Klinikte bromürlerin terapötik dozunun sinirsel aktivite tipine doğrudan bağımlılığı doğrulanmıştır. Bununla bağlantılı olarak, bireysel bir doz seçme sürecinde sinir sisteminin tipini ve durumunu dikkate almak gerekir.

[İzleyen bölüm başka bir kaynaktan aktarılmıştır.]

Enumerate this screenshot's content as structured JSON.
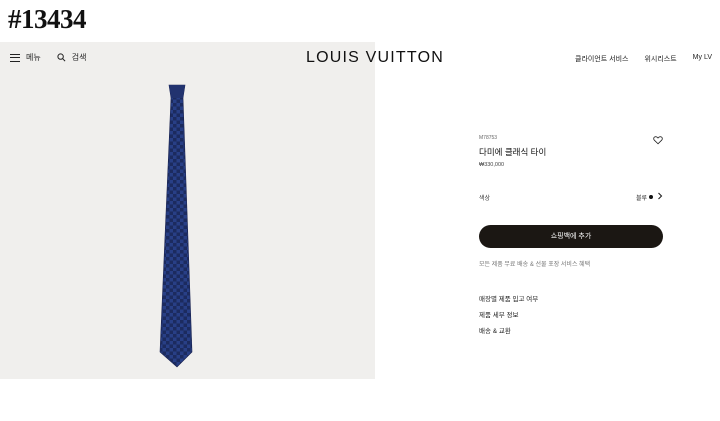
{
  "stamp": "#13434",
  "header": {
    "menu_label": "메뉴",
    "search_label": "검색",
    "brand": "LOUIS VUITTON",
    "right_items": [
      "클라이언트 서비스",
      "위시리스트",
      "My LV"
    ]
  },
  "product": {
    "sku": "M78753",
    "name": "다미에 클래식 타이",
    "price": "₩330,000",
    "color_label": "색상",
    "color_value": "블루",
    "color_swatch": "#111111",
    "add_to_cart": "쇼핑백에 추가",
    "shipping_note": "모든 제품 무료 배송 & 선물 포장 서비스 혜택",
    "links": [
      "매장별 제품 입고 여부",
      "제품 세부 정보",
      "배송 & 교환"
    ]
  },
  "colors": {
    "tie_base": "#283f86",
    "tie_check": "#1c2b5f",
    "button_bg": "#1b1713",
    "hero_bg": "#f0efed"
  }
}
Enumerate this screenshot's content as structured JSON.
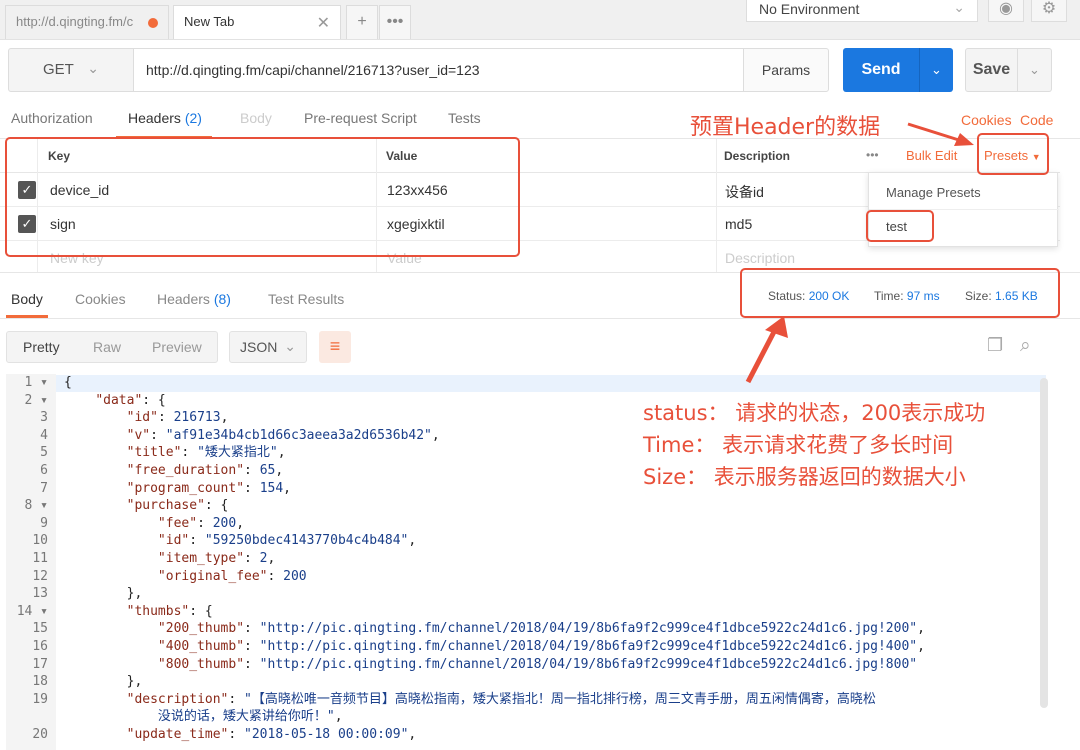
{
  "tabs": [
    {
      "label": "http://d.qingting.fm/c",
      "unsaved": true
    },
    {
      "label": "New Tab"
    }
  ],
  "environment": {
    "selected": "No Environment"
  },
  "request": {
    "method": "GET",
    "url": "http://d.qingting.fm/capi/channel/216713?user_id=123",
    "params_label": "Params",
    "send_label": "Send",
    "save_label": "Save"
  },
  "request_tabs": [
    {
      "label": "Authorization"
    },
    {
      "label": "Headers",
      "count": "(2)"
    },
    {
      "label": "Body"
    },
    {
      "label": "Pre-request Script"
    },
    {
      "label": "Tests"
    }
  ],
  "request_links": {
    "cookies": "Cookies",
    "code": "Code"
  },
  "headers_table": {
    "columns": [
      "Key",
      "Value",
      "Description"
    ],
    "more": "•••",
    "bulk_edit": "Bulk Edit",
    "presets": "Presets",
    "rows": [
      {
        "key": "device_id",
        "value": "123xx456",
        "description": "设备id"
      },
      {
        "key": "sign",
        "value": "xgegixktil",
        "description": "md5"
      }
    ],
    "new_row": {
      "key": "New key",
      "value": "Value",
      "description": "Description"
    }
  },
  "presets_menu": {
    "manage": "Manage Presets",
    "items": [
      "test"
    ]
  },
  "response_tabs": [
    {
      "label": "Body"
    },
    {
      "label": "Cookies"
    },
    {
      "label": "Headers",
      "count": "(8)"
    },
    {
      "label": "Test Results"
    }
  ],
  "response_status": {
    "status_label": "Status:",
    "status_value": "200 OK",
    "time_label": "Time:",
    "time_value": "97 ms",
    "size_label": "Size:",
    "size_value": "1.65 KB"
  },
  "body_view": {
    "modes": [
      "Pretty",
      "Raw",
      "Preview"
    ],
    "format": "JSON"
  },
  "code_lines": [
    {
      "n": "1",
      "fold": true,
      "html": "{"
    },
    {
      "n": "2",
      "fold": true,
      "html": "    <span class=\"k\">\"data\"</span>: {"
    },
    {
      "n": "3",
      "html": "        <span class=\"k\">\"id\"</span>: <span class=\"n\">216713</span>,"
    },
    {
      "n": "4",
      "html": "        <span class=\"k\">\"v\"</span>: <span class=\"s\">\"af91e34b4cb1d66c3aeea3a2d6536b42\"</span>,"
    },
    {
      "n": "5",
      "html": "        <span class=\"k\">\"title\"</span>: <span class=\"s\">\"矮大紧指北\"</span>,"
    },
    {
      "n": "6",
      "html": "        <span class=\"k\">\"free_duration\"</span>: <span class=\"n\">65</span>,"
    },
    {
      "n": "7",
      "html": "        <span class=\"k\">\"program_count\"</span>: <span class=\"n\">154</span>,"
    },
    {
      "n": "8",
      "fold": true,
      "html": "        <span class=\"k\">\"purchase\"</span>: {"
    },
    {
      "n": "9",
      "html": "            <span class=\"k\">\"fee\"</span>: <span class=\"n\">200</span>,"
    },
    {
      "n": "10",
      "html": "            <span class=\"k\">\"id\"</span>: <span class=\"s\">\"59250bdec4143770b4c4b484\"</span>,"
    },
    {
      "n": "11",
      "html": "            <span class=\"k\">\"item_type\"</span>: <span class=\"n\">2</span>,"
    },
    {
      "n": "12",
      "html": "            <span class=\"k\">\"original_fee\"</span>: <span class=\"n\">200</span>"
    },
    {
      "n": "13",
      "html": "        },"
    },
    {
      "n": "14",
      "fold": true,
      "html": "        <span class=\"k\">\"thumbs\"</span>: {"
    },
    {
      "n": "15",
      "html": "            <span class=\"k\">\"200_thumb\"</span>: <span class=\"s\">\"http://pic.qingting.fm/channel/2018/04/19/8b6fa9f2c999ce4f1dbce5922c24d1c6.jpg!200\"</span>,"
    },
    {
      "n": "16",
      "html": "            <span class=\"k\">\"400_thumb\"</span>: <span class=\"s\">\"http://pic.qingting.fm/channel/2018/04/19/8b6fa9f2c999ce4f1dbce5922c24d1c6.jpg!400\"</span>,"
    },
    {
      "n": "17",
      "html": "            <span class=\"k\">\"800_thumb\"</span>: <span class=\"s\">\"http://pic.qingting.fm/channel/2018/04/19/8b6fa9f2c999ce4f1dbce5922c24d1c6.jpg!800\"</span>"
    },
    {
      "n": "18",
      "html": "        },"
    },
    {
      "n": "19",
      "html": "        <span class=\"k\">\"description\"</span>: <span class=\"s\">\"【高晓松唯一音频节目】高晓松指南，矮大紧指北！周一指北排行榜，周三文青手册，周五闲情偶寄，高晓松</span>"
    },
    {
      "n": "",
      "html": "            <span class=\"s\">没说的话，矮大紧讲给你听！\"</span>,"
    },
    {
      "n": "20",
      "html": "        <span class=\"k\">\"update_time\"</span>: <span class=\"s\">\"2018-05-18 00:00:09\"</span>,"
    }
  ],
  "annotations": {
    "presets_note": "预置Header的数据",
    "status_note": "status：  请求的状态，200表示成功",
    "time_note": "Time：  表示请求花费了多长时间",
    "size_note": "Size：  表示服务器返回的数据大小"
  },
  "colors": {
    "accent": "#f26b3a",
    "primary": "#1b78e0",
    "annotation": "#e8503a"
  }
}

Yatıştırıcıların atanması için ana gösterge, artan sinir uyarılabilirliğidir. Diğer belirtiler, vejetatif-vasküler bozukluklar, uyku bozuklukları, nevrozlar ve nevroz benzeri durumlar ile birlikte sinirliliktir. Uyku haplarıyla karşılaştırıldığında, sakinleştiriciler (özellikle bitkisel olanlar) daha az belirgin bir yatıştırıcı etkiye sahip olabilir.darbe. Sakinleştiricilerin, ciddi advers reaksiyonların olmamasıyla birlikte iyi tolere edildiğine dikkat edilmelidir. Kural olarak, uyuşukluğa, ataksiye, bağımlılığa veya zihinsel bağımlılığa neden olmazlar. Bu avantajlar nedeniyle, sakinleştiriciler artık günlük ayakta tedavi uygulamasının bir parçası olarak yaygın olarak kullanılmaktadır. Bunların en popülerleri Valoserdin, Kliofit, Lavocordin, Melaxen, Nervoflux, Novopassit, Patrimin ve diğerleri ile birlikte Valocordin'dir.
Nörotropik ilaçların sınıflandırılması burada bitmiyor.
Uyku hapları
Uyku hapları şu anda çeşitli kimyasal grupların ilaçları ile temsil edilmektedir. Uzun süre uyku hapı olan barbitüratlar artık başrollerini kaybediyor. Ancak benzodiazepin serisinden bileşikler giderek artan şekilde Nitrazepam, Midazolam, Temazepam, Flurazepam ve Flunitrazepam şeklinde kullanılmaktadır.
Nörotropik ilaçlar, kemoterapi ilaçları ve alkolün uyumsuzluğunu hatırlamak önemlidir.
Tüm sakinleştiriciler, insan vücudu üzerinde bir dereceye kadar yatıştırıcı etki yapabilir ve uykunun başlamasına katkıda bulunur. Etkisinin bazı yönlerinin yoğunluğuna göre, bu kategorideki çeşitli ilaçlar birbirinden biraz farklı olabilir. En belirgin hipnotik etkiye sahip ilaçlar arasında Triazolam ve Phenazepam bulunur.
Yani, şu anda çeşitli alanlarda yaygın olarak kullanılan nörotropik ilaçların ana kategorilerini inceledik.tıbbi uygulama.